Abstract
Rapid increase in speed and availability of network of supercomputers
is making high-performance global computing possible, including our
Ninf system. However, critical issues regarding system performance
characteristics in global computing have been little investigated,
especially under multi-client, multi-site WAN settings. In order to
investigate the feasibility of Ninf and similar systems, we conducted
benchmarks under various LAN and WAN environments, and observed the
following results: 1) Given sufficient communication bandwidth, Ninf
performance quickly overtakes client local performance, 2) current
supercomputers are sufficient platforms for supporting Ninf and
similar systems in terms of performance and OS fault resiliency, 3)
for a vector-parallel machine (Cray J90), employing optimized
data-parallel library is a better choice compared to conventional
task-parallel execution employed for non-numerical data servers, 4)

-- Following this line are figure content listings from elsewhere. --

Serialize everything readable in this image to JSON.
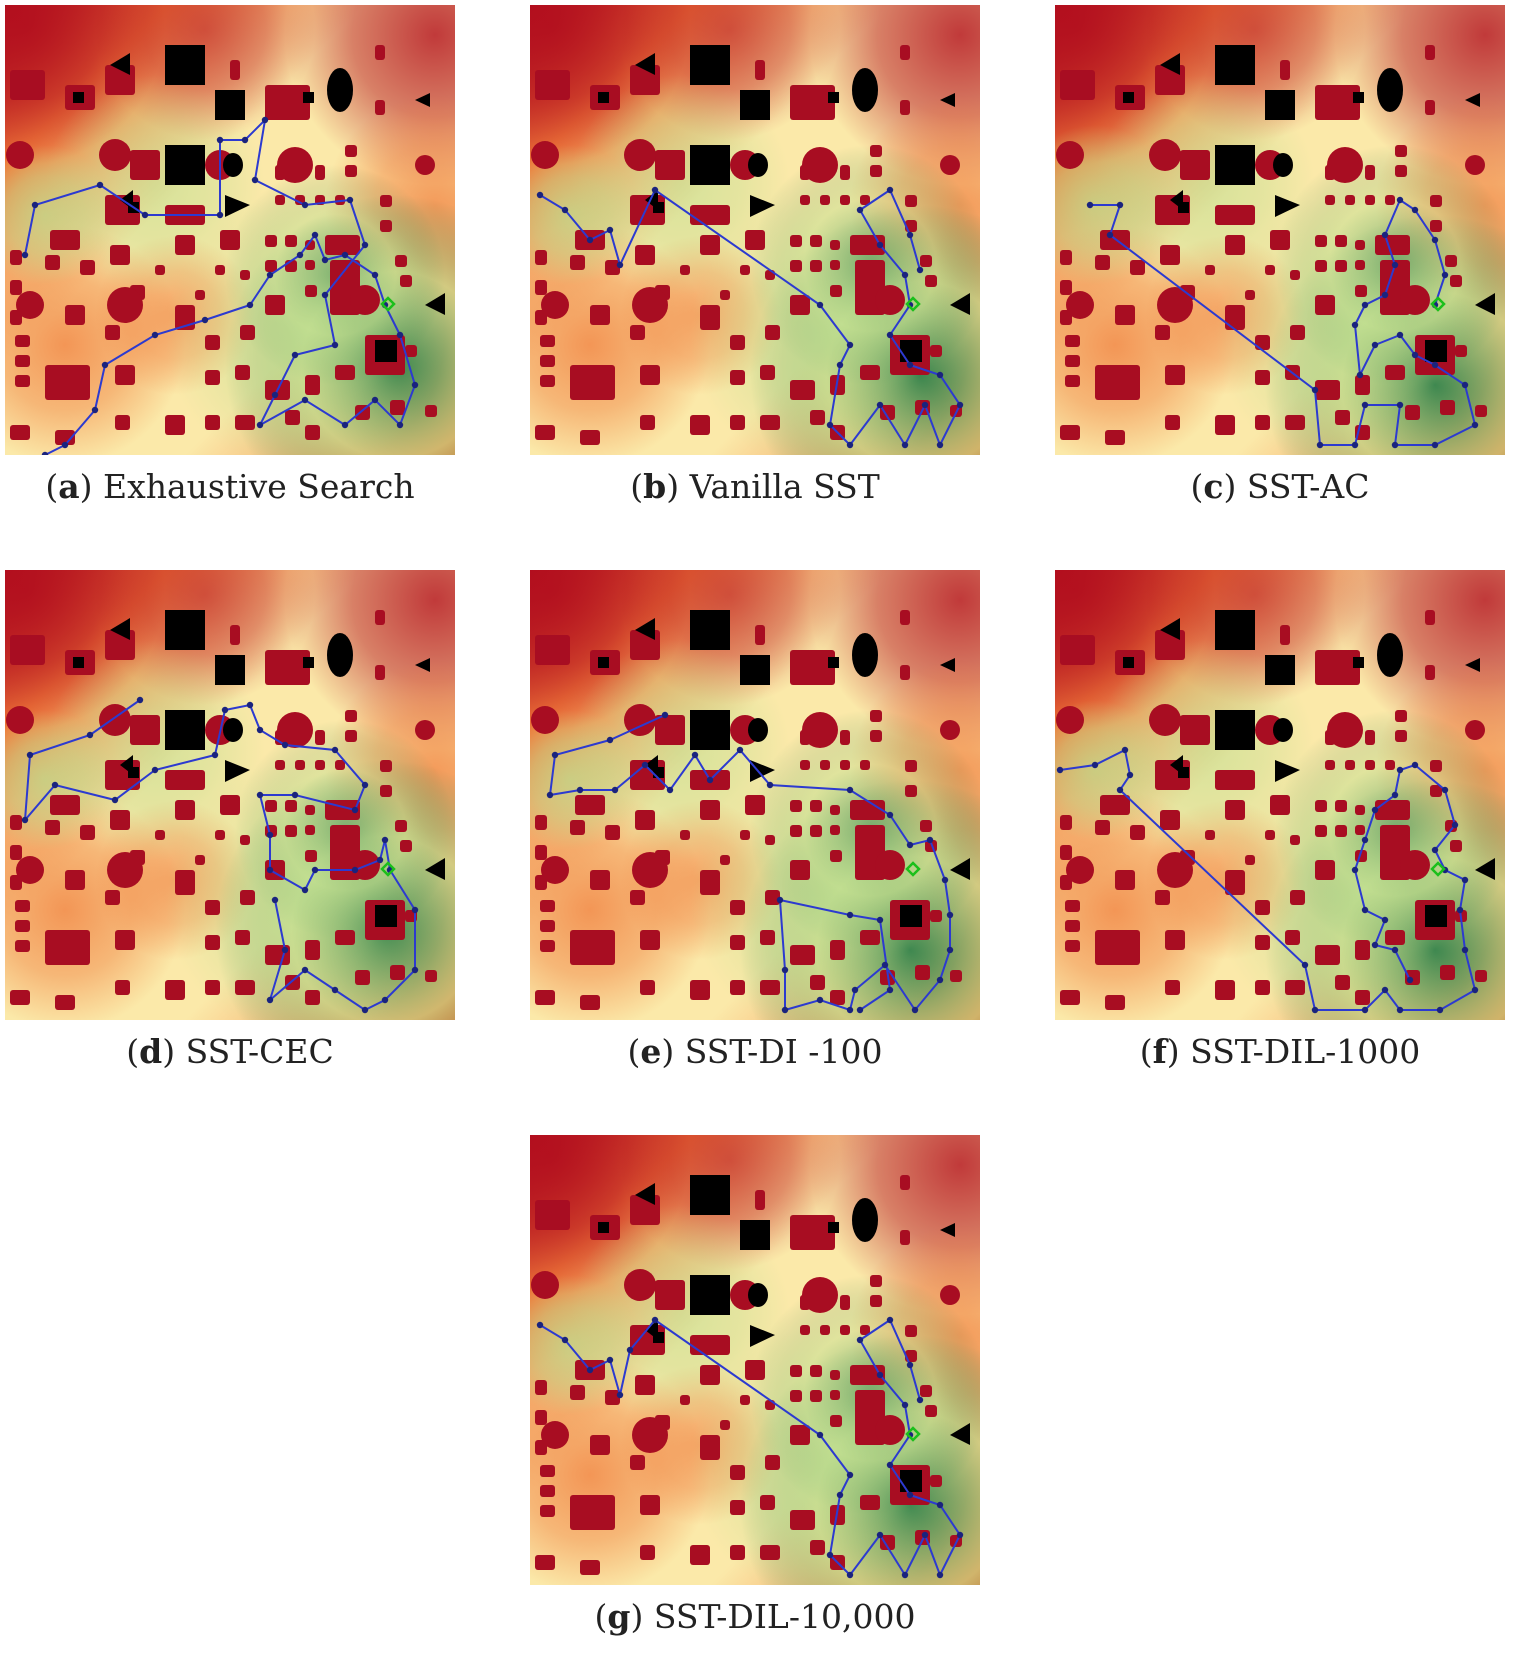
{
  "figure": {
    "panels": [
      {
        "id": "a",
        "letter": "a",
        "title": "Exhaustive Search"
      },
      {
        "id": "b",
        "letter": "b",
        "title": "Vanilla SST"
      },
      {
        "id": "c",
        "letter": "c",
        "title": "SST-AC"
      },
      {
        "id": "d",
        "letter": "d",
        "title": "SST-CEC"
      },
      {
        "id": "e",
        "letter": "e",
        "title": "SST-DI -100"
      },
      {
        "id": "f",
        "letter": "f",
        "title": "SST-DIL-1000"
      },
      {
        "id": "g",
        "letter": "g",
        "title": "SST-DIL-10,000"
      }
    ],
    "colors": {
      "hot": "#b20e1e",
      "warm": "#f07a3a",
      "mild": "#fbe9a9",
      "cool": "#b8dc8c",
      "coolest": "#0d6a3a",
      "building": "#a80d22",
      "obstacle": "#000000",
      "path": "#2c3ad0",
      "waypoint": "#1a237e",
      "target": "#1bbf1b"
    }
  }
}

computationally intensive tasks such as EP can readily be supported
under the current Ninf infrastructure, and 5) for
communication-intensive applications such as Linpack, server CPU
utilization dominates LAN performance, while communication bandwidth
dominates WAN performance, and furthermore, aggregate bandwidth could
be sustained for multiple clients located at different Internet sites;
as a result, distribution of multiple tasks to computing servers on
different networks would be essential for achieving higher
client-observed performance. Our results are not necessarily
restricted to the Ninf system, but rather, would be applicable to
other similar global computing systems.